With the Project One, Mercedes-AMG is ushering in a new era of hypercars. It's been a few years since the world had a proper, new, all-conquering machine on the market. The last trio -- the McLaren P1, Ferrari LaFerrari and Porsche 918 -- all having ended their production runs. And, while the phenomenal Bugatti Chiron is still just getting up to production speed, that's a velvet rocket, not so much a trackday dominator, the sort of thing we've been missing. Now, we have our first look at the next one.
With over 1,000 horsepower in a low, lightweight package, Mercedes-AMG promises that the Project One will offer performance on par with a Formula One car in a package that is not only road legal, but that anyone can buy. Anyone who is phenomenally wealthy, anyhow.

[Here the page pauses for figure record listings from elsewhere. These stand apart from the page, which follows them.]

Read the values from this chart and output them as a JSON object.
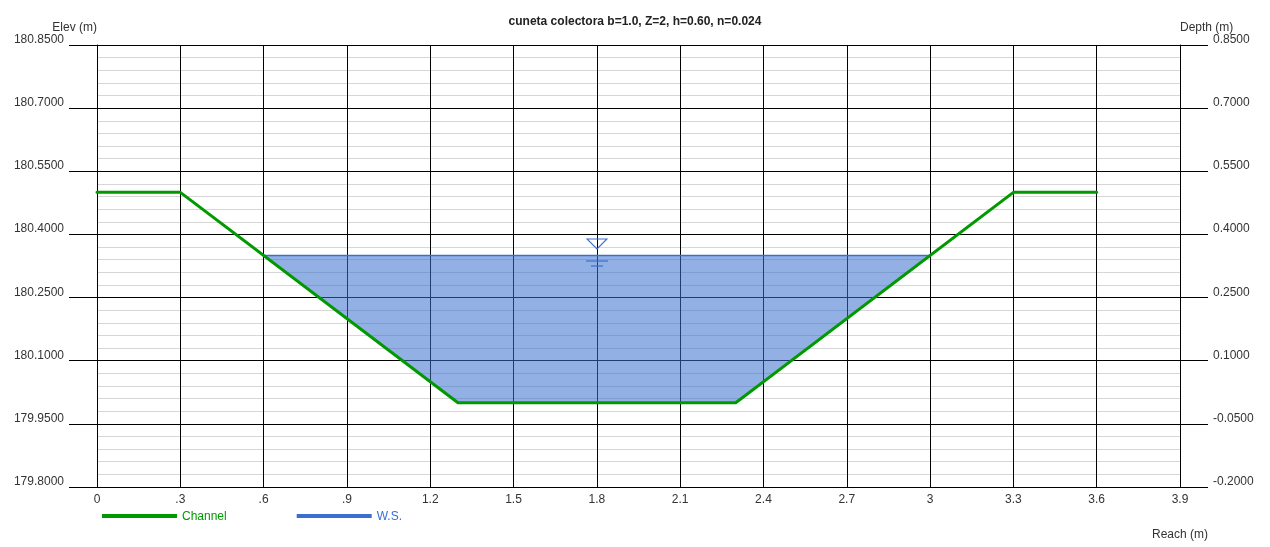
{
  "chart_data": {
    "type": "line",
    "title": "cuneta colectora b=1.0, Z=2, h=0.60, n=0.024",
    "xlabel": "Reach (m)",
    "ylabel": "Elev (m)",
    "y2label": "Depth (m)",
    "series": [
      {
        "name": "Channel",
        "color": "#009900",
        "x": [
          0,
          0.3,
          1.3,
          2.3,
          3.3,
          3.6
        ],
        "values": [
          180.5,
          180.5,
          180.0,
          180.0,
          180.5,
          180.5
        ]
      },
      {
        "name": "W.S.",
        "color": "#3a6fd0",
        "x": [
          0.6,
          1.3,
          2.3,
          3.0
        ],
        "values": [
          180.35,
          180.35,
          180.35,
          180.35
        ],
        "upper": [
          180.35,
          180.35,
          180.35,
          180.35
        ],
        "lower": [
          180.35,
          180.0,
          180.0,
          180.35
        ]
      }
    ],
    "xlim": [
      0,
      3.9
    ],
    "xticks": [
      0,
      {
        "value": 0.3,
        "label": ".3"
      },
      {
        "value": 0.6,
        "label": ".6"
      },
      {
        "value": 0.9,
        "label": ".9"
      },
      1.2,
      1.5,
      1.8,
      2.1,
      2.4,
      2.7,
      3,
      3.3,
      3.6,
      3.9
    ],
    "ylim": [
      179.8,
      180.85
    ],
    "yticks": [
      {
        "value": 179.8,
        "label": "179.8000"
      },
      {
        "value": 179.95,
        "label": "179.9500"
      },
      {
        "value": 180.1,
        "label": "180.1000"
      },
      {
        "value": 180.25,
        "label": "180.2500"
      },
      {
        "value": 180.4,
        "label": "180.4000"
      },
      {
        "value": 180.55,
        "label": "180.5500"
      },
      {
        "value": 180.7,
        "label": "180.7000"
      },
      {
        "value": 180.85,
        "label": "180.8500"
      }
    ],
    "y2lim": [
      -0.2,
      0.85
    ],
    "y2ticks": [
      {
        "value": -0.2,
        "label": "-0.2000"
      },
      {
        "value": -0.05,
        "label": "-0.0500"
      },
      {
        "value": 0.1,
        "label": "0.1000"
      },
      {
        "value": 0.25,
        "label": "0.2500"
      },
      {
        "value": 0.4,
        "label": "0.4000"
      },
      {
        "value": 0.55,
        "label": "0.5500"
      },
      {
        "value": 0.7,
        "label": "0.7000"
      },
      {
        "value": 0.85,
        "label": "0.8500"
      }
    ],
    "grid": true,
    "legend": "bottom left",
    "marker": "none",
    "line_style": "solid"
  }
}
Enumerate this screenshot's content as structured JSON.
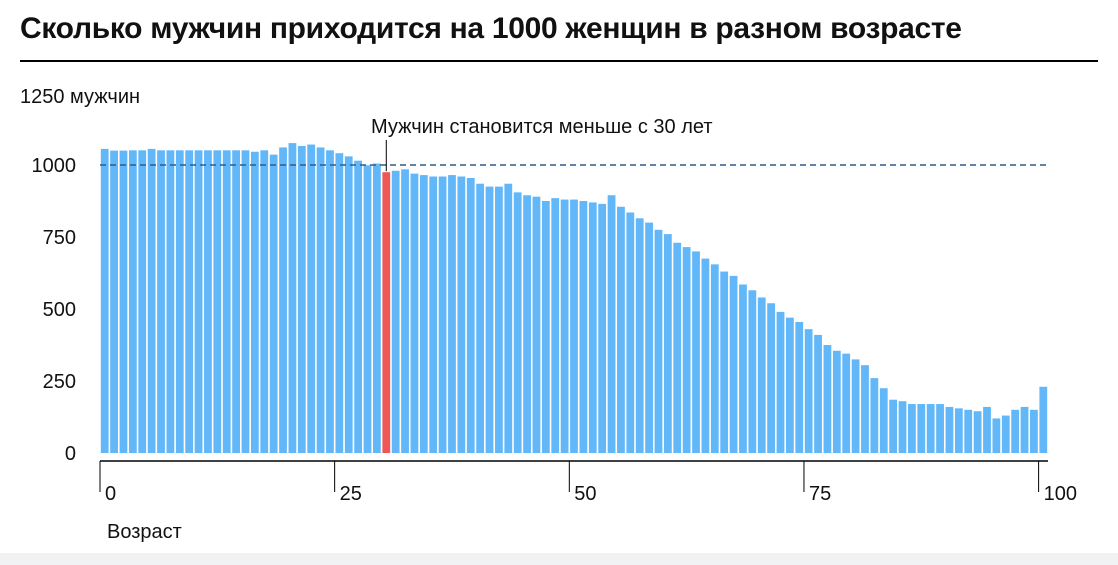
{
  "chart_data": {
    "type": "bar",
    "title": "Сколько мужчин приходится на 1000 женщин в разном возрасте",
    "ylabel": "1250 мужчин",
    "xlabel": "Возраст",
    "x_ticks": [
      0,
      25,
      50,
      75,
      100
    ],
    "y_ticks": [
      0,
      250,
      500,
      750,
      1000
    ],
    "xlim": [
      0,
      101
    ],
    "ylim": [
      0,
      1250
    ],
    "grid": false,
    "reference_line": {
      "value": 1000,
      "style": "dashed"
    },
    "annotation": {
      "text": "Мужчин становится меньше с 30 лет",
      "age": 30
    },
    "highlight_age": 30,
    "colors": {
      "bar": "#62b7f9",
      "highlight": "#ef5656",
      "reference_line": "#2f5d8a",
      "axis": "#000000"
    },
    "x": [
      0,
      1,
      2,
      3,
      4,
      5,
      6,
      7,
      8,
      9,
      10,
      11,
      12,
      13,
      14,
      15,
      16,
      17,
      18,
      19,
      20,
      21,
      22,
      23,
      24,
      25,
      26,
      27,
      28,
      29,
      30,
      31,
      32,
      33,
      34,
      35,
      36,
      37,
      38,
      39,
      40,
      41,
      42,
      43,
      44,
      45,
      46,
      47,
      48,
      49,
      50,
      51,
      52,
      53,
      54,
      55,
      56,
      57,
      58,
      59,
      60,
      61,
      62,
      63,
      64,
      65,
      66,
      67,
      68,
      69,
      70,
      71,
      72,
      73,
      74,
      75,
      76,
      77,
      78,
      79,
      80,
      81,
      82,
      83,
      84,
      85,
      86,
      87,
      88,
      89,
      90,
      91,
      92,
      93,
      94,
      95,
      96,
      97,
      98,
      99,
      100
    ],
    "values": [
      1056,
      1050,
      1050,
      1051,
      1051,
      1056,
      1051,
      1051,
      1051,
      1051,
      1051,
      1051,
      1051,
      1051,
      1051,
      1051,
      1046,
      1051,
      1036,
      1061,
      1076,
      1066,
      1071,
      1061,
      1051,
      1041,
      1030,
      1015,
      999,
      1005,
      975,
      980,
      985,
      970,
      965,
      960,
      960,
      965,
      960,
      955,
      935,
      925,
      925,
      935,
      905,
      895,
      890,
      875,
      885,
      880,
      880,
      875,
      870,
      865,
      895,
      855,
      835,
      815,
      800,
      775,
      760,
      730,
      715,
      700,
      675,
      655,
      630,
      615,
      585,
      565,
      540,
      520,
      490,
      470,
      455,
      430,
      410,
      375,
      355,
      345,
      325,
      305,
      260,
      225,
      185,
      180,
      170,
      170,
      170,
      170,
      160,
      155,
      150,
      145,
      160,
      120,
      130,
      150,
      160,
      150,
      230
    ]
  }
}
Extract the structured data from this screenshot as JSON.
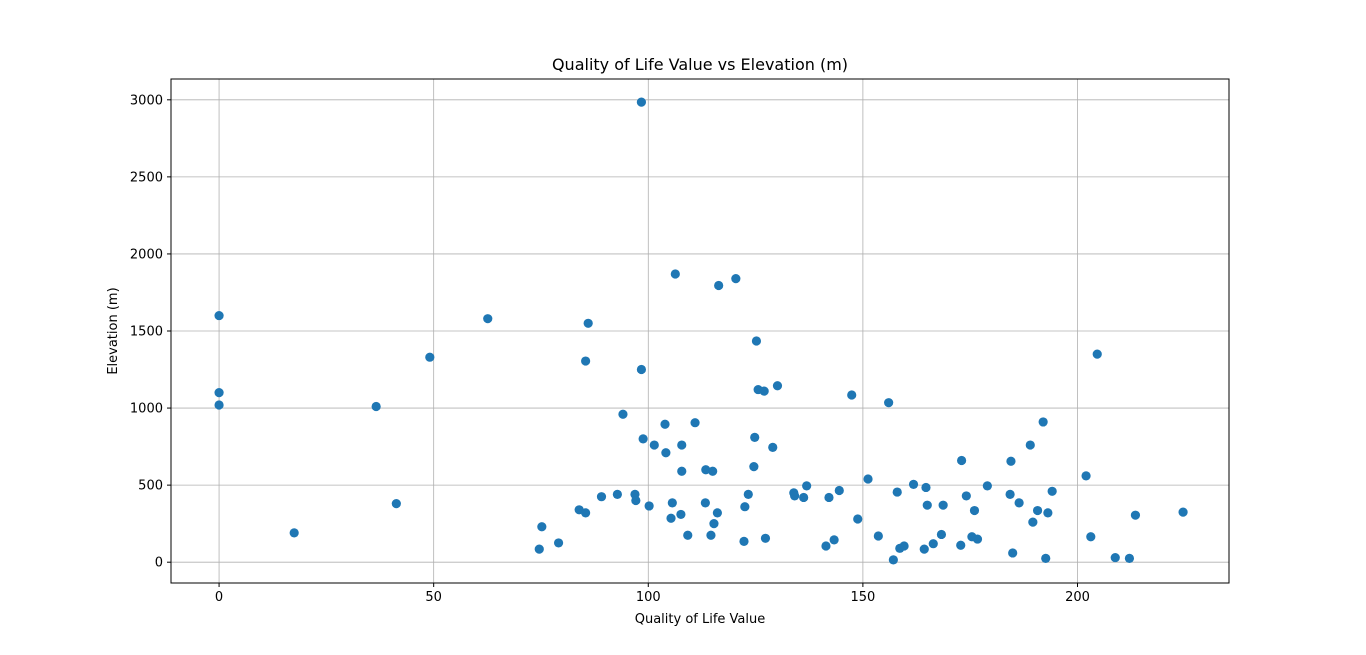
{
  "chart_data": {
    "type": "scatter",
    "title": "Quality of Life Value vs Elevation (m)",
    "xlabel": "Quality of Life Value",
    "ylabel": "Elevation (m)",
    "xlim": [
      -11.2,
      235.3
    ],
    "ylim": [
      -135,
      3135
    ],
    "xticks": [
      0,
      50,
      100,
      150,
      200
    ],
    "yticks": [
      0,
      500,
      1000,
      1500,
      2000,
      2500,
      3000
    ],
    "xtick_labels": [
      "0",
      "50",
      "100",
      "150",
      "200"
    ],
    "ytick_labels": [
      "0",
      "500",
      "1000",
      "1500",
      "2000",
      "2500",
      "3000"
    ],
    "grid": true,
    "color": "#1f77b4",
    "points": [
      {
        "x": 0,
        "y": 1600
      },
      {
        "x": 0,
        "y": 1100
      },
      {
        "x": 0,
        "y": 1020
      },
      {
        "x": 17.5,
        "y": 190
      },
      {
        "x": 36.6,
        "y": 1010
      },
      {
        "x": 41.3,
        "y": 380
      },
      {
        "x": 49.1,
        "y": 1330
      },
      {
        "x": 62.6,
        "y": 1580
      },
      {
        "x": 74.6,
        "y": 85
      },
      {
        "x": 75.2,
        "y": 230
      },
      {
        "x": 79.1,
        "y": 125
      },
      {
        "x": 83.9,
        "y": 340
      },
      {
        "x": 85.4,
        "y": 320
      },
      {
        "x": 85.4,
        "y": 1305
      },
      {
        "x": 86.0,
        "y": 1550
      },
      {
        "x": 89.1,
        "y": 425
      },
      {
        "x": 92.8,
        "y": 440
      },
      {
        "x": 94.1,
        "y": 960
      },
      {
        "x": 96.9,
        "y": 440
      },
      {
        "x": 97.1,
        "y": 400
      },
      {
        "x": 98.4,
        "y": 2985
      },
      {
        "x": 98.4,
        "y": 1250
      },
      {
        "x": 98.8,
        "y": 800
      },
      {
        "x": 100.2,
        "y": 365
      },
      {
        "x": 101.4,
        "y": 760
      },
      {
        "x": 103.9,
        "y": 895
      },
      {
        "x": 104.1,
        "y": 710
      },
      {
        "x": 105.3,
        "y": 285
      },
      {
        "x": 105.6,
        "y": 385
      },
      {
        "x": 106.3,
        "y": 1870
      },
      {
        "x": 107.6,
        "y": 310
      },
      {
        "x": 107.8,
        "y": 760
      },
      {
        "x": 107.8,
        "y": 590
      },
      {
        "x": 109.2,
        "y": 175
      },
      {
        "x": 110.9,
        "y": 905
      },
      {
        "x": 113.3,
        "y": 385
      },
      {
        "x": 113.4,
        "y": 600
      },
      {
        "x": 114.6,
        "y": 175
      },
      {
        "x": 115.0,
        "y": 590
      },
      {
        "x": 115.3,
        "y": 250
      },
      {
        "x": 116.1,
        "y": 320
      },
      {
        "x": 116.4,
        "y": 1795
      },
      {
        "x": 120.4,
        "y": 1840
      },
      {
        "x": 122.3,
        "y": 135
      },
      {
        "x": 122.5,
        "y": 360
      },
      {
        "x": 123.3,
        "y": 440
      },
      {
        "x": 124.6,
        "y": 620
      },
      {
        "x": 124.8,
        "y": 810
      },
      {
        "x": 125.2,
        "y": 1435
      },
      {
        "x": 125.6,
        "y": 1120
      },
      {
        "x": 127.0,
        "y": 1110
      },
      {
        "x": 127.3,
        "y": 155
      },
      {
        "x": 129.0,
        "y": 745
      },
      {
        "x": 130.1,
        "y": 1145
      },
      {
        "x": 133.9,
        "y": 450
      },
      {
        "x": 134.1,
        "y": 430
      },
      {
        "x": 136.2,
        "y": 420
      },
      {
        "x": 136.9,
        "y": 495
      },
      {
        "x": 141.4,
        "y": 105
      },
      {
        "x": 142.1,
        "y": 420
      },
      {
        "x": 143.3,
        "y": 145
      },
      {
        "x": 144.5,
        "y": 465
      },
      {
        "x": 147.4,
        "y": 1085
      },
      {
        "x": 148.8,
        "y": 280
      },
      {
        "x": 151.2,
        "y": 540
      },
      {
        "x": 153.6,
        "y": 170
      },
      {
        "x": 156.0,
        "y": 1035
      },
      {
        "x": 157.1,
        "y": 15
      },
      {
        "x": 158.0,
        "y": 455
      },
      {
        "x": 158.6,
        "y": 90
      },
      {
        "x": 159.6,
        "y": 105
      },
      {
        "x": 161.8,
        "y": 505
      },
      {
        "x": 164.3,
        "y": 85
      },
      {
        "x": 164.7,
        "y": 485
      },
      {
        "x": 165.0,
        "y": 370
      },
      {
        "x": 166.4,
        "y": 120
      },
      {
        "x": 168.3,
        "y": 180
      },
      {
        "x": 168.7,
        "y": 370
      },
      {
        "x": 172.8,
        "y": 110
      },
      {
        "x": 173.0,
        "y": 660
      },
      {
        "x": 174.1,
        "y": 430
      },
      {
        "x": 175.4,
        "y": 165
      },
      {
        "x": 176.0,
        "y": 335
      },
      {
        "x": 176.7,
        "y": 150
      },
      {
        "x": 179.0,
        "y": 495
      },
      {
        "x": 184.3,
        "y": 440
      },
      {
        "x": 184.5,
        "y": 655
      },
      {
        "x": 184.9,
        "y": 60
      },
      {
        "x": 186.4,
        "y": 385
      },
      {
        "x": 189.0,
        "y": 760
      },
      {
        "x": 189.6,
        "y": 260
      },
      {
        "x": 190.7,
        "y": 335
      },
      {
        "x": 192.0,
        "y": 910
      },
      {
        "x": 192.6,
        "y": 25
      },
      {
        "x": 193.1,
        "y": 320
      },
      {
        "x": 194.1,
        "y": 460
      },
      {
        "x": 202.0,
        "y": 560
      },
      {
        "x": 203.1,
        "y": 165
      },
      {
        "x": 204.6,
        "y": 1350
      },
      {
        "x": 208.8,
        "y": 30
      },
      {
        "x": 212.1,
        "y": 25
      },
      {
        "x": 213.5,
        "y": 305
      },
      {
        "x": 224.6,
        "y": 325
      }
    ]
  }
}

This is a proper road car, a machine that seats two in relative comfort -- relative that is compared to an average hypercar, which is typically stripped bare to offer the best trackday performance. We haven't seen much of the interior, but it looks far more accommodating than an F1 car, while stealing a few of its tricks. Most notably? A steering wheel that has most of the important stuff right on it. Valuable, this, given the driver will be lying practically on his or her back when driving this car.
Yes, that's less horsepower than the phenomenal Bugatti Chiron, but in a package that is surely substantially lighter. Mercedes says that this car will accelerate not to 60, but to 125 mph in less than 6 seconds. It will hit a top speed in excess of 217 mph and can do that despite having a V6 engine that's just 1.6 liters in displacement. That's smaller than what you'll find under the hood of a Ford Focus!
Of course, what's here is augmented by electric turbocharging and not one but four electric motors. Two of those are situated on the front axle, much like an Acura NSX. Mercedes-AMG expects this will allow the car to regenerate up to 80 percent of its braking force to recharge the onboard batteries.
But, it won't just be fast. Daimler Chairman Dieter Zetsche said the car offers a thermal efficiency of 40 percent, meaning it will get far more energy from burned gasoline than your average car, and beyond that will be able to drive 25 km (about 16 miles) using just electric power if you want to get somewhere quietly.
Two figures are missing, though. The first is how many Mercedes-AMG will build, and Dr. Z already indicated that some people are bound to be "disappointed" as there won't be many. Just 275 of the cars will be produced, at a cost of 2.275 million euros each. That's about $2.72 million by today's exchange rate, just slightly cheaper than that Chiron. A bargain, then.